The price of oil over the entire year has actually been a major positive for the city’s production company.

It expects to lose about $33 million this year, mostly due to a lower than expected price for natural gas, not oil, which, over the course of 2018, has beaten city price forecasts.

Adding oil production and reducing the weight of long-depressed gas on the portfolio is a key pillar of the city’s strategy.

Two years the city announced plans to spend $15 million per year over three years to add oil production.

That plan will need to be renewed after council is updated with drilling and production results in the first quarter of 2019.

Energy committee Chair Phil Turnbull said the options are limited — the city needs revenue to account for gas well liabilities — and the council agreed to greenlight money for drilling on a year-by year basis.

“We’ll make a decision on whether to stop it or keep it going,” said Turnbull of the drilling program. “We’ll get the results, and we’ll shut it down if it’s not going to solve our problems.”

He expects the price earned for Alberta crude to rise again, and notes the current discount — which Premier Rachel Notley called a national emergency — has been this steep only recently.

The price of Western Canada Select sat at about C$21 on Friday, up $5 from earlier last week. That’s still C$50 per barrel less than the price for West Texas Intermediate, the benchmark in the U.S., where most Alberta oil production is sold.

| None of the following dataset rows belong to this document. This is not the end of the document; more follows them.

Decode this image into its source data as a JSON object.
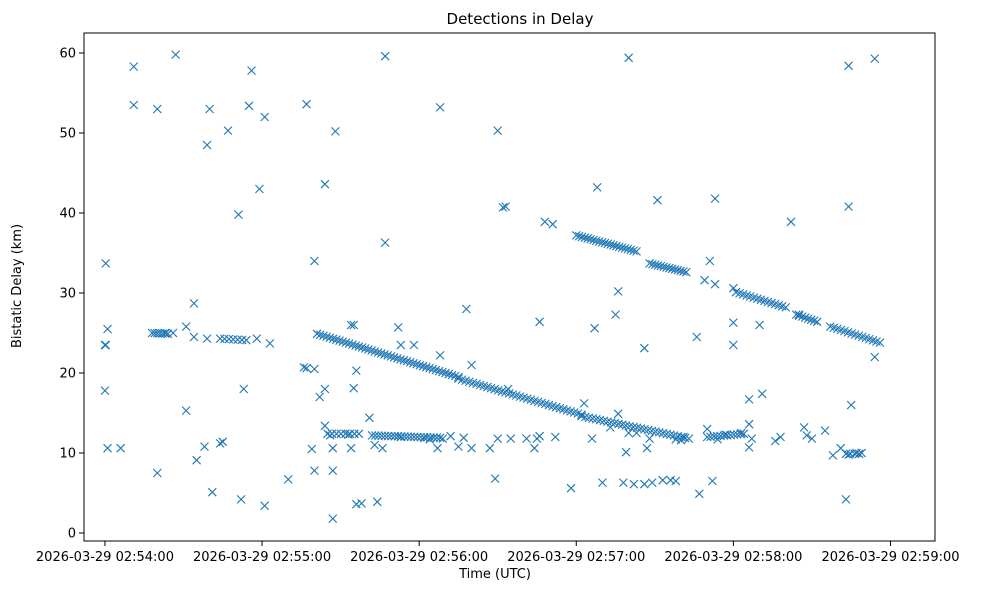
{
  "chart_data": {
    "type": "scatter",
    "title": "Detections in Delay",
    "xlabel": "Time (UTC)",
    "ylabel": "Bistatic Delay (km)",
    "x_unit": "seconds after 2026-03-29 02:54:00",
    "xlim": [
      -8,
      317
    ],
    "ylim": [
      -1,
      62.5
    ],
    "grid": false,
    "marker": "x",
    "color": "#1f77b4",
    "x_ticks": [
      {
        "value": 0,
        "label": "2026-03-29 02:54:00"
      },
      {
        "value": 60,
        "label": "2026-03-29 02:55:00"
      },
      {
        "value": 120,
        "label": "2026-03-29 02:56:00"
      },
      {
        "value": 180,
        "label": "2026-03-29 02:57:00"
      },
      {
        "value": 240,
        "label": "2026-03-29 02:58:00"
      },
      {
        "value": 300,
        "label": "2026-03-29 02:59:00"
      }
    ],
    "y_ticks": [
      0,
      10,
      20,
      30,
      40,
      50,
      60
    ],
    "series": [
      {
        "points": [
          [
            0,
            23.5
          ],
          [
            0.3,
            23.5
          ],
          [
            0,
            17.8
          ],
          [
            0.3,
            33.7
          ],
          [
            1,
            25.5
          ],
          [
            1,
            10.6
          ],
          [
            6,
            10.6
          ],
          [
            11,
            58.3
          ],
          [
            11,
            53.5
          ],
          [
            20,
            53
          ],
          [
            20,
            7.5
          ],
          [
            27,
            59.8
          ],
          [
            31,
            25.8
          ],
          [
            31,
            15.3
          ],
          [
            34,
            28.7
          ],
          [
            34,
            24.5
          ],
          [
            35,
            9.1
          ],
          [
            38,
            10.8
          ],
          [
            39,
            24.3
          ],
          [
            39,
            48.5
          ],
          [
            40,
            53
          ],
          [
            41,
            5.1
          ],
          [
            44,
            11.2
          ],
          [
            45,
            11.4
          ],
          [
            47,
            50.3
          ],
          [
            51,
            39.8
          ],
          [
            52,
            4.2
          ],
          [
            53,
            18
          ],
          [
            55,
            53.4
          ],
          [
            56,
            57.8
          ],
          [
            58,
            24.3
          ],
          [
            59,
            43
          ],
          [
            61,
            3.4
          ],
          [
            61,
            52
          ],
          [
            63,
            23.7
          ],
          [
            70,
            6.7
          ],
          [
            76,
            20.7
          ],
          [
            77,
            20.6
          ],
          [
            77,
            53.6
          ],
          [
            79,
            10.5
          ],
          [
            80,
            7.8
          ],
          [
            80,
            34
          ],
          [
            80,
            20.5
          ],
          [
            82,
            17
          ],
          [
            84,
            18
          ],
          [
            84,
            13.4
          ],
          [
            84,
            43.6
          ],
          [
            86,
            12.2
          ],
          [
            87,
            1.8
          ],
          [
            87,
            10.6
          ],
          [
            87,
            7.8
          ],
          [
            88,
            50.2
          ],
          [
            94,
            10.6
          ],
          [
            95,
            18.1
          ],
          [
            96,
            20.3
          ],
          [
            96,
            3.6
          ],
          [
            98,
            3.7
          ],
          [
            101,
            14.4
          ],
          [
            103,
            11
          ],
          [
            104,
            3.9
          ],
          [
            106,
            10.6
          ],
          [
            107,
            36.3
          ],
          [
            107,
            59.6
          ],
          [
            112,
            25.7
          ],
          [
            113,
            23.5
          ],
          [
            118,
            23.5
          ],
          [
            127,
            10.6
          ],
          [
            128,
            22.2
          ],
          [
            128,
            53.2
          ],
          [
            132,
            12.1
          ],
          [
            135,
            10.8
          ],
          [
            137,
            11.9
          ],
          [
            138,
            28
          ],
          [
            140,
            10.6
          ],
          [
            140,
            21
          ],
          [
            147,
            10.6
          ],
          [
            149,
            6.8
          ],
          [
            150,
            50.3
          ],
          [
            152,
            40.7
          ],
          [
            153,
            40.8
          ],
          [
            154,
            18
          ],
          [
            164,
            10.6
          ],
          [
            166,
            12.1
          ],
          [
            166,
            26.4
          ],
          [
            168,
            38.9
          ],
          [
            171,
            38.6
          ],
          [
            172,
            12
          ],
          [
            178,
            5.6
          ],
          [
            183,
            16.2
          ],
          [
            187,
            25.6
          ],
          [
            188,
            43.2
          ],
          [
            190,
            6.3
          ],
          [
            195,
            27.3
          ],
          [
            196,
            30.2
          ],
          [
            196,
            14.9
          ],
          [
            198,
            6.3
          ],
          [
            199,
            10.1
          ],
          [
            200,
            59.4
          ],
          [
            202,
            6.1
          ],
          [
            206,
            6.1
          ],
          [
            206,
            23.1
          ],
          [
            207,
            10.6
          ],
          [
            209,
            6.3
          ],
          [
            211,
            41.6
          ],
          [
            213,
            6.6
          ],
          [
            216,
            6.6
          ],
          [
            218,
            6.5
          ],
          [
            226,
            24.5
          ],
          [
            227,
            4.9
          ],
          [
            229,
            31.6
          ],
          [
            230,
            13
          ],
          [
            231,
            34
          ],
          [
            232,
            6.5
          ],
          [
            233,
            31.1
          ],
          [
            233,
            41.8
          ],
          [
            237,
            12.3
          ],
          [
            240,
            23.5
          ],
          [
            240,
            26.3
          ],
          [
            240,
            30.6
          ],
          [
            243,
            12.5
          ],
          [
            246,
            10.7
          ],
          [
            246,
            16.7
          ],
          [
            246,
            13.6
          ],
          [
            251,
            17.4
          ],
          [
            256,
            11.5
          ],
          [
            262,
            38.9
          ],
          [
            265,
            27.3
          ],
          [
            267,
            13.2
          ],
          [
            268,
            12.2
          ],
          [
            275,
            12.8
          ],
          [
            278,
            9.7
          ],
          [
            281,
            10.6
          ],
          [
            283,
            4.2
          ],
          [
            284,
            58.4
          ],
          [
            284,
            40.8
          ],
          [
            285,
            16
          ],
          [
            287,
            10
          ],
          [
            294,
            59.3
          ],
          [
            294,
            22
          ],
          [
            23,
            25
          ],
          [
            26,
            25
          ],
          [
            93,
            12.3
          ],
          [
            94,
            26
          ],
          [
            95,
            26
          ],
          [
            113,
            12
          ],
          [
            122,
            11.9
          ],
          [
            124,
            11.7
          ],
          [
            129,
            11.8
          ],
          [
            150,
            11.8
          ],
          [
            155,
            11.8
          ],
          [
            161,
            11.8
          ],
          [
            165,
            11.8
          ],
          [
            186,
            11.8
          ],
          [
            193,
            13.2
          ],
          [
            200,
            12.5
          ],
          [
            203,
            12.5
          ],
          [
            208,
            11.8
          ],
          [
            218,
            11.7
          ],
          [
            220,
            11.6
          ],
          [
            221,
            12
          ],
          [
            234,
            11.7
          ],
          [
            247,
            11.8
          ],
          [
            250,
            26
          ],
          [
            258,
            12
          ],
          [
            270,
            11.8
          ],
          [
            284,
            9.8
          ],
          [
            289,
            10
          ]
        ]
      },
      {
        "segments": [
          {
            "x_start": 18,
            "x_end": 24,
            "y_start": 25,
            "y_end": 24.9,
            "n": 7
          },
          {
            "x_start": 44,
            "x_end": 54,
            "y_start": 24.3,
            "y_end": 24.1,
            "n": 7
          },
          {
            "x_start": 81,
            "x_end": 135,
            "y_start": 24.9,
            "y_end": 19.5,
            "n": 45
          },
          {
            "x_start": 135,
            "x_end": 182,
            "y_start": 19.3,
            "y_end": 14.8,
            "n": 35
          },
          {
            "x_start": 182,
            "x_end": 223,
            "y_start": 14.6,
            "y_end": 11.8,
            "n": 30
          },
          {
            "x_start": 180,
            "x_end": 203,
            "y_start": 37.2,
            "y_end": 35.2,
            "n": 22
          },
          {
            "x_start": 208,
            "x_end": 222,
            "y_start": 33.7,
            "y_end": 32.6,
            "n": 14
          },
          {
            "x_start": 241,
            "x_end": 260,
            "y_start": 30.1,
            "y_end": 28.2,
            "n": 15
          },
          {
            "x_start": 264,
            "x_end": 272,
            "y_start": 27.3,
            "y_end": 26.4,
            "n": 8
          },
          {
            "x_start": 277,
            "x_end": 296,
            "y_start": 25.8,
            "y_end": 23.8,
            "n": 15
          },
          {
            "x_start": 85,
            "x_end": 97,
            "y_start": 12.4,
            "y_end": 12.4,
            "n": 8
          },
          {
            "x_start": 102,
            "x_end": 128,
            "y_start": 12.2,
            "y_end": 11.9,
            "n": 22
          },
          {
            "x_start": 230,
            "x_end": 244,
            "y_start": 12,
            "y_end": 12.4,
            "n": 12
          },
          {
            "x_start": 283,
            "x_end": 288,
            "y_start": 9.9,
            "y_end": 9.9,
            "n": 4
          }
        ]
      }
    ]
  }
}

For the entire year, however, the Alberta benchmark has averaged C$52, about 10 per cent higher than the city petroleum division forecast at the beginning of 2018.

With the ground work done on drilling targets and investment made already, Mayor Ted Clugston said he felt it was important to see the current phase through.

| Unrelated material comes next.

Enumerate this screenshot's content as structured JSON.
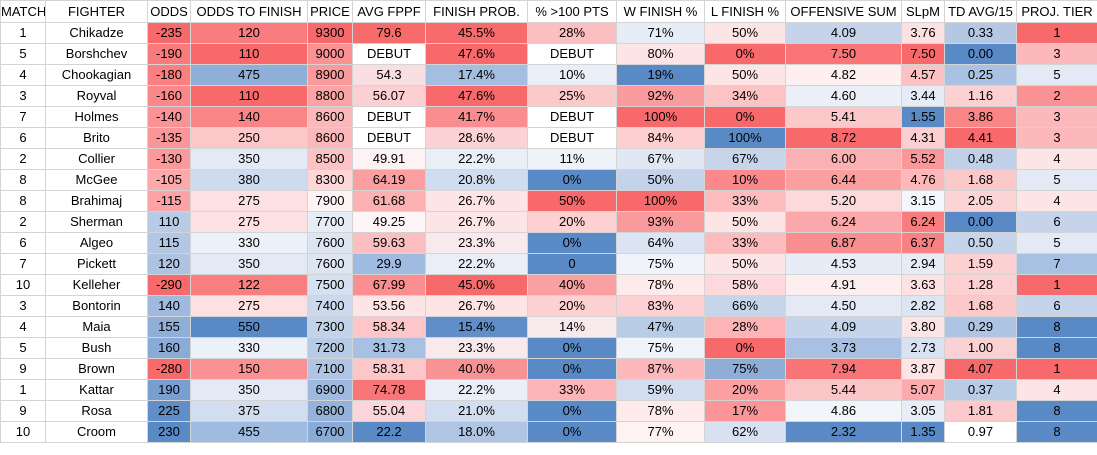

“Let’s hope this (pricing) is short term, but when you’re drilling you don’t see the results for six months to a year later,” said Clugston.

“I would say it’s a crisis in a way. We’re an established company, but I don’t see why any new company would move to Alberta and drill under these conditions.”

On Monday, city council approved service rig contracts totalling $1 million for work at a variety of properties To Ensign and Spirit West Drilling. That includes work in the Denzil field, where oil was found in the first leg of the growth strategy. Exploratory drilling is contracted separately, but so far, only about one-tenth the approved budget for drilling and completions in 2018 has been spent.

Most of the ongoing budget is still coming from money approved for work in 2017.

Last January, council heard in an update of the growth strategy that variety of delays pushed most that program into this year.

Officials said about six more wells are will be completed as part of that first round of drilling.